9.5. The Intellectual Property Office shall act as an elected Office in respect of an international application which designates Mongolia, where an applicant elects Mongolia for the purposes of international preliminary examination.
9.6. The elected Office shall receive a preliminary examination report within the time limit prescribed by the Treaty.
9.7. An applicant for an international application designating Mongolia shall, under the Patent Cooperation Treaty, pay the prescribed fees prior the preliminary examination.
9.8. The Intellectual Property Office shall process international applications in compliance with relevant law, treaty and regulations.

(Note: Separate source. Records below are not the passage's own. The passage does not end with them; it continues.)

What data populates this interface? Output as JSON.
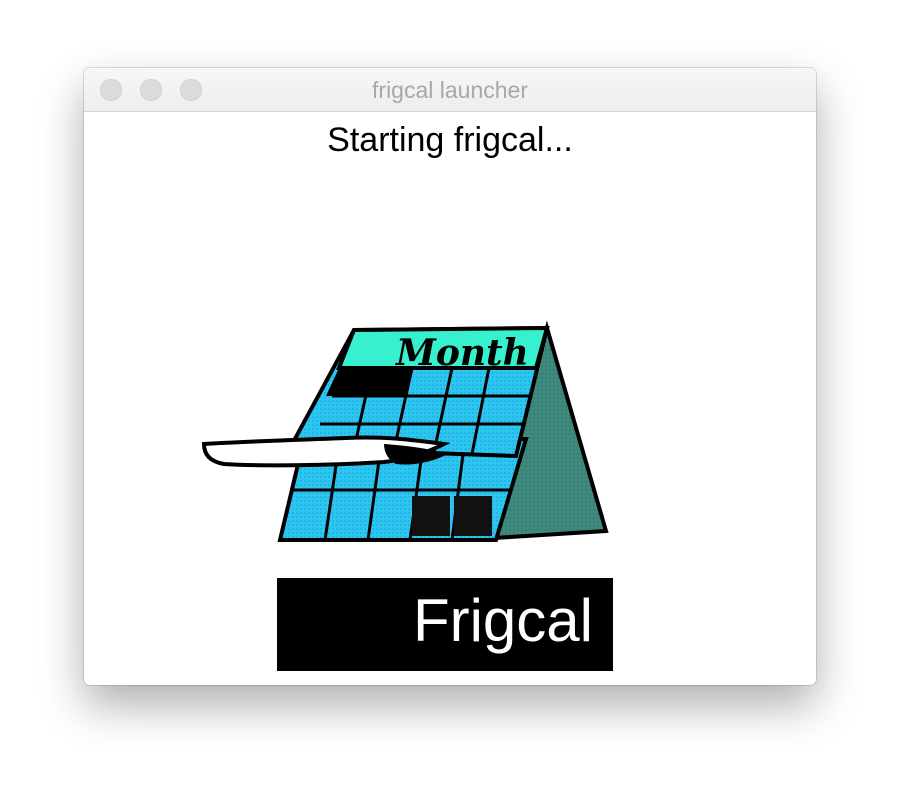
{
  "window": {
    "title": "frigcal launcher"
  },
  "status_text": "Starting frigcal...",
  "illustration": {
    "header_text": "Month",
    "colors": {
      "header": "#37f0cf",
      "cells": "#2cc6f2",
      "back_panel": "#3f8a7e",
      "outline": "#000000"
    }
  },
  "logo": {
    "text": "Frigcal",
    "background": "#000000",
    "color": "#ffffff"
  }
}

Article 10. Filing Date of Applications for Inventions, Industrial Designs and Utility Models.
10.1. The Intellectual Property Office shall, within 20 days from the date of receipt of an application for an invention or industrial design, or within 7 days from the date of receipt of an application for a utility model, examine the application as to form and, if the application complies with the requirements set forth in Article 7 of this Law and the formal requirements, it shall accord as the filing date the date of receipt of the application.
10.2. If the Intellectual Property Office finds that the application does not comply with the requirements set forth in Article 7 of this Law, it shall invite the applicant to make the required amendment or correction.
10.3. If the applicant makes the required amendment or correction to the application for an invention or industrial design within 3 months, or to the application for a utility model within 1 month from the date of receipt of the invitation referred to in Article 10.3 of this Law, the Intellectual Property Office shall accord as the filing date the original date of receipt of the application.
10.4. If no amendment or correction is made, the application shall be treated as if it had not been filed.
10.5. An applicant desiring to claim a right of priority shall, within 2 months from the date of registration of the application, submit a written statement to that effect and a copy of an earlier application.
Article 11. Examination of Applications for Inventions and Industrial Designs.
11.1. After a filing date has been accorded, an examiner of the Intellectual Property Office shall conduct a substantive examination of an invention or industrial design to determine whether there has been compliance with the requirements of Articles 4 and 5 of this Law.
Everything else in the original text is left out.